Unis pour la circonstance, les députés de l’opposition quittent l’Assemblée nationale avec le sentiment d’avoir réussi un coup médiatique. «Toute la presse va faire la une sur le boycott», se désole un député de BBY, impuissant devant les événements. «On avait tout le temps de mettre sur pied les commissions, pourquoi attendre aujourd’hui pour le faire ?», se demande notre interlocuteur. Qui donne les raisons de ce retard : «Il y a des députés qui se plaignent de n’avoir pas entendu leur nom. Ce sont surtout les femmes illettrées qui disputent les postes.»

 

Il est 15 h. L’hémicycle est quasi-vide. Seules Me Aïssata Tall Sall et Hélène Tine sont présentes. Elles manipulent leur téléphone portable. Pendant ce temps, le huis clos se poursuit. Le rythme est apparemment insoutenable. Des députés sortent, soit pour aller prier, soit pour se dégourdir les jambes. Soudain, Me El Hadji Diouf déboule. Vêtu d’un grand boubou brodé, il se dirige à l’intérieur de la salle. Mais il est interpellé et briefé sur le boycott de l’opposition. Sans hésiter, l’avocat politicien choisit son camp. «C’est inquiétant pour un début, dit-il. Il y a des gens qui pensent qu’au niveau des commissions, c’est le partage de gâteau». Ce qui est loin d’être le cas, selon Me El Hadji Diouf. «Vous allez voir, il n'y aura personne quand les choses vont démarrer.

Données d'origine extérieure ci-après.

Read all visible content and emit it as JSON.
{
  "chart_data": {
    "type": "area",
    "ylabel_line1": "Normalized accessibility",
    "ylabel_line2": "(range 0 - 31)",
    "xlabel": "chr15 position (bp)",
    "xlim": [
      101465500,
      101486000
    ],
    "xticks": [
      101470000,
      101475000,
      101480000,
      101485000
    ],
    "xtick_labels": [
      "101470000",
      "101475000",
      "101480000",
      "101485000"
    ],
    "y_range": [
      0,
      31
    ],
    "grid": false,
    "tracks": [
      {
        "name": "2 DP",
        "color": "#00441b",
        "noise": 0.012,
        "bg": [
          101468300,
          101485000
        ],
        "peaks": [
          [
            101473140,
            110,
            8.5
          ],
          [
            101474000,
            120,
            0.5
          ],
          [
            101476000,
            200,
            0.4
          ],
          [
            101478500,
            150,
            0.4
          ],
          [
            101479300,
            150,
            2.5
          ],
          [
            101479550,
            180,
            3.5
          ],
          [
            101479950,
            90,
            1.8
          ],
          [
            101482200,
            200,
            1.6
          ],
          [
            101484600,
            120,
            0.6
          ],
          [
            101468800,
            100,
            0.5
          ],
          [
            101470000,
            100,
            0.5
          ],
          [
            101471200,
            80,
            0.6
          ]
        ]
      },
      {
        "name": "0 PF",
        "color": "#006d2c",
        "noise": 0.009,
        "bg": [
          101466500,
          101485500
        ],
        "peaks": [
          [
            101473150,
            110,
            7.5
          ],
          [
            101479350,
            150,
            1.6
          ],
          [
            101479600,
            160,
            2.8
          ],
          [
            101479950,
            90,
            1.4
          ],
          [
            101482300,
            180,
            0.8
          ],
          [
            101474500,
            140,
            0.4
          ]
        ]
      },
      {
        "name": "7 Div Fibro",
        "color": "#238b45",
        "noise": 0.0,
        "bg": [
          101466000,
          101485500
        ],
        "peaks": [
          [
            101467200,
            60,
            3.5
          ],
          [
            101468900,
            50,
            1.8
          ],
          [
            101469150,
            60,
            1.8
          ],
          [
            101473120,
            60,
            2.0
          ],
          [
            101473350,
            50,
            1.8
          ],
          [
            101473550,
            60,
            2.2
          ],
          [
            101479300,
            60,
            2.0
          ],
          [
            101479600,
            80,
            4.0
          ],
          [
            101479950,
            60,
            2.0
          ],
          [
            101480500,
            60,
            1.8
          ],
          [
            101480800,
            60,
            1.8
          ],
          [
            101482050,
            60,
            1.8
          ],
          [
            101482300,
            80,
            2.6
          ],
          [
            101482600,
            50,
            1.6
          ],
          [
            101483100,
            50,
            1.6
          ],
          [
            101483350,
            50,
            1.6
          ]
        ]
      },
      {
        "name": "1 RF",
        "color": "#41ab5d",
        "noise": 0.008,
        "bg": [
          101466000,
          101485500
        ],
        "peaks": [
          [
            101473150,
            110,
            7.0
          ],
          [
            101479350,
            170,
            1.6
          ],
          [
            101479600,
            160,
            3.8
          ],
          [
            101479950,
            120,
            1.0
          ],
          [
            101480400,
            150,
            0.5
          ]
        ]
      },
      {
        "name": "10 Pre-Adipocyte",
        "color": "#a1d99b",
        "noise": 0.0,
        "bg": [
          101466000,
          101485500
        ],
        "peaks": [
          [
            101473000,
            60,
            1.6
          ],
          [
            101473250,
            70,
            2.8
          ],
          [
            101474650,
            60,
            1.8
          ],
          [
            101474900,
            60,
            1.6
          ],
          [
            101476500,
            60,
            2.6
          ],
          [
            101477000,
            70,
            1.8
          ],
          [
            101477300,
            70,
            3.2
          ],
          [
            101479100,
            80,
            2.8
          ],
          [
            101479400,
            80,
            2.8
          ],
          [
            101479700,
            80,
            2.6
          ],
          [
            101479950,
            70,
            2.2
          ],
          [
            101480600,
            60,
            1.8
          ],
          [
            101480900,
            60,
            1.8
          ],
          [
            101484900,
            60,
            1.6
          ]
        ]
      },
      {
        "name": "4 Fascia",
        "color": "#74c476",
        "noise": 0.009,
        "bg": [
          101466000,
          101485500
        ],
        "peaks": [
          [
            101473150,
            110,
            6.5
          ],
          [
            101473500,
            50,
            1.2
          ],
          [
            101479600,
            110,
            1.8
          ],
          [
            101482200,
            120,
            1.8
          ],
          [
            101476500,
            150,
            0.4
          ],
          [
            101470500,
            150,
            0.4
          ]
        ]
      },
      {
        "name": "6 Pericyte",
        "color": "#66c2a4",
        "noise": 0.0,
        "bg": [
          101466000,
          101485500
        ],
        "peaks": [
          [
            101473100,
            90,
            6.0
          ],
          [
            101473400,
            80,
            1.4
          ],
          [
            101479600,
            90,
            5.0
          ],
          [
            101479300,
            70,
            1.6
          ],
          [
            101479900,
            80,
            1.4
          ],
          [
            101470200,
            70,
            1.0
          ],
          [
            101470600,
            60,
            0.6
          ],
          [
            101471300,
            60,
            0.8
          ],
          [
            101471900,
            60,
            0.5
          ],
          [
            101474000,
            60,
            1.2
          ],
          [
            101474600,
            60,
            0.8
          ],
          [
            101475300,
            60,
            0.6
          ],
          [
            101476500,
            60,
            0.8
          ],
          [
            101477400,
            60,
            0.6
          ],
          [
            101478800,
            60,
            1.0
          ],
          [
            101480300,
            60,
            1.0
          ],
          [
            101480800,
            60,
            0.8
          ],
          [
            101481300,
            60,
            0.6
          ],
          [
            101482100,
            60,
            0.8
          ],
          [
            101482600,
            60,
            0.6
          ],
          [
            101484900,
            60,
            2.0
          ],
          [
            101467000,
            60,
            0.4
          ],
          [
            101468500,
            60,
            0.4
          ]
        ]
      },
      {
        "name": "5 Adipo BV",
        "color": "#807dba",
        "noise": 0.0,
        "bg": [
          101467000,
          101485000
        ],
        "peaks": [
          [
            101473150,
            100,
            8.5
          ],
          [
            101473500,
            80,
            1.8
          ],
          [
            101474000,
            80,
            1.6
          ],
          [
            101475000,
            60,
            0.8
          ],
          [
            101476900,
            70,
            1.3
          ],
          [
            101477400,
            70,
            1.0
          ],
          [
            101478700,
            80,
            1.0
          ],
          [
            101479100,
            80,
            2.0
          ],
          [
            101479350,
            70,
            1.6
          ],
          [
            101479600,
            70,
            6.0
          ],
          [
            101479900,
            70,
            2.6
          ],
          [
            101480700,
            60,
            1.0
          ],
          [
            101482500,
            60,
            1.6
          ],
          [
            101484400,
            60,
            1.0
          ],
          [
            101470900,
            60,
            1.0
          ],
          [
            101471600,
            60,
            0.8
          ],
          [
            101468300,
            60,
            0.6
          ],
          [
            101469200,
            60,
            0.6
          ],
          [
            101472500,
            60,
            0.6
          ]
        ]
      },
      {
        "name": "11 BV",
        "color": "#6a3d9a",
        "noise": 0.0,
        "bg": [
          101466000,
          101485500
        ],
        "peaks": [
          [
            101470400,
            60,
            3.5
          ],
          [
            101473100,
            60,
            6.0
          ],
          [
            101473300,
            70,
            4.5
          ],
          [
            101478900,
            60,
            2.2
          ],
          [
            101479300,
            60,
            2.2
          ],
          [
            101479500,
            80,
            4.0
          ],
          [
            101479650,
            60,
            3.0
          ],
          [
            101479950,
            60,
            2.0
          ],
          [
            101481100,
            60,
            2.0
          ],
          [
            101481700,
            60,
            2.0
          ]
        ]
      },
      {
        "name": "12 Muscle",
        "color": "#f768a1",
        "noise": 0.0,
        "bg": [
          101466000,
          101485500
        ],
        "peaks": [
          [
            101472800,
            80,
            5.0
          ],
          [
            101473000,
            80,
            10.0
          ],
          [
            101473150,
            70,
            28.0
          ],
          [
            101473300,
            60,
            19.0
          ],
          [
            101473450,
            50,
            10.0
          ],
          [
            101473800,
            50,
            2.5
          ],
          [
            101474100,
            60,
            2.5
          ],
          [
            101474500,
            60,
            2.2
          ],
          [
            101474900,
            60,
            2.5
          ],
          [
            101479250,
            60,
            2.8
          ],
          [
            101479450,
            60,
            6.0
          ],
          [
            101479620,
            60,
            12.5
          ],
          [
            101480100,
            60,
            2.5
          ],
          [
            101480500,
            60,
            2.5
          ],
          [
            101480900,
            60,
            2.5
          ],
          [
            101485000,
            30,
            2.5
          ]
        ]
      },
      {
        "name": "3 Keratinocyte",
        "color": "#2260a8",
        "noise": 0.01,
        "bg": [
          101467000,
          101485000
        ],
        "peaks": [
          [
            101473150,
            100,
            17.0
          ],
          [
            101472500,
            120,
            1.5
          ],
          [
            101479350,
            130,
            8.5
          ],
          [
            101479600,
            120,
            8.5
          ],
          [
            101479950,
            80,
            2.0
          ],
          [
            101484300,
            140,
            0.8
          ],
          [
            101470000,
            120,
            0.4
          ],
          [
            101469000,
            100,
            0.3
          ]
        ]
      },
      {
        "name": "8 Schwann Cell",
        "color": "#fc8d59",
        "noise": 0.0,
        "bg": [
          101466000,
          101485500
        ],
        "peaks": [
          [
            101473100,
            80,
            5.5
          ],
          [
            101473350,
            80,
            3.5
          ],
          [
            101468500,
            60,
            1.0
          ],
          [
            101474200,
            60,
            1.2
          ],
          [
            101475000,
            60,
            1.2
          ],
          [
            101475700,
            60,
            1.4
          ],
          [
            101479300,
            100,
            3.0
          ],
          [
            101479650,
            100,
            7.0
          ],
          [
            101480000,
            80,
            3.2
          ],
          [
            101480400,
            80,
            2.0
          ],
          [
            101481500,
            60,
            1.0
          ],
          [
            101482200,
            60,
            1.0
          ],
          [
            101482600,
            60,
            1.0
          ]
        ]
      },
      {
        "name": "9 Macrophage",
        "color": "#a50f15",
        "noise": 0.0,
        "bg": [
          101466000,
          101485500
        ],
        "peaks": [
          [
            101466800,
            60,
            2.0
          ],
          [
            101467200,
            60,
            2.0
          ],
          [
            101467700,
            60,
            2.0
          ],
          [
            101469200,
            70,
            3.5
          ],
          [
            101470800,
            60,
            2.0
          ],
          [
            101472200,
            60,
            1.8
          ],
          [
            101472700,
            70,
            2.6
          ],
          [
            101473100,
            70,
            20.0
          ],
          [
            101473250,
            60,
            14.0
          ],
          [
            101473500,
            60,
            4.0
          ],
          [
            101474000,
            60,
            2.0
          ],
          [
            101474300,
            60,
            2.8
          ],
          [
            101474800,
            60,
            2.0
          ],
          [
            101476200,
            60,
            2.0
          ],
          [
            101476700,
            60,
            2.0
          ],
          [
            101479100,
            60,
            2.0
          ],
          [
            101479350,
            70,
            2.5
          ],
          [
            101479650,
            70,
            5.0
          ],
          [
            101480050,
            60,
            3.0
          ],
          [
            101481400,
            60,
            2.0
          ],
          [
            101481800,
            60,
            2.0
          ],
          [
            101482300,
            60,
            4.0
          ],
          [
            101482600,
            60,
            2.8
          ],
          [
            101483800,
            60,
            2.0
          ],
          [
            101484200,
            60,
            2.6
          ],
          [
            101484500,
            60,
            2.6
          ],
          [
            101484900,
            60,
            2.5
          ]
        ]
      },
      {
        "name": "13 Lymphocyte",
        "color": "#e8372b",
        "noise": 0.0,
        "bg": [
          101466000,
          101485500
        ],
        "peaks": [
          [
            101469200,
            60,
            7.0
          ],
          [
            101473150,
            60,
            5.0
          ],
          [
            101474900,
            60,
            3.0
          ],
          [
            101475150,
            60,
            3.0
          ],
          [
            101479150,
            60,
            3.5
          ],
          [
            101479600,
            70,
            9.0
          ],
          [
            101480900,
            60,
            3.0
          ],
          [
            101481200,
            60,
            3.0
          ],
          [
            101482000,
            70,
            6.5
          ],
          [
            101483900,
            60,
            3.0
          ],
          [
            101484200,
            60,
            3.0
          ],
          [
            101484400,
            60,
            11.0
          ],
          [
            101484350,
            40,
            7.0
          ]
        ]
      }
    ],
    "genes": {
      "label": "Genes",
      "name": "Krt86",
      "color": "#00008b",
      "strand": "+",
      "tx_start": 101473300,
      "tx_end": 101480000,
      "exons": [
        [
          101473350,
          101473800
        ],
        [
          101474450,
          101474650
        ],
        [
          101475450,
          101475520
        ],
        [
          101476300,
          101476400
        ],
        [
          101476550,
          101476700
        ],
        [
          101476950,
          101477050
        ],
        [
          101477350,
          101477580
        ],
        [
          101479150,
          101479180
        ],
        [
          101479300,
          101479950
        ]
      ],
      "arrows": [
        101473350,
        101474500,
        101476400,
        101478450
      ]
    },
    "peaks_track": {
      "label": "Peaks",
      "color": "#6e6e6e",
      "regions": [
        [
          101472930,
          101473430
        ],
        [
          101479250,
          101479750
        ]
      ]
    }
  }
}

Il n’y aura que de vaillants députés qui feront un travail critique, scientifique».

 

17 heures passées. Les parlementaires de la majorité sortent un à un. Une dizaine de minutes plus tard, le président de leur groupe, Moustapha Diakhaté et Katy Cissé Wone se dirigent vers les journalistes et présentent leurs excuses. Cela dit, Diakhaté justifie le retard. «Nous sommes un groupe de 127 députés et dans le partage des responsabilités, on doit tenir compte de tous les équilibres», dit-il. «Le Sénégal, c’est des hommes et des femmes, des départements, des régions, des ethnies et des confessions. Or, nous, nous avons l’obligation de faire en sorte que le Sénégal soit reflété dans le bureau, dans les commissions.». La ratification des commissions a été fixée à demain mercredi.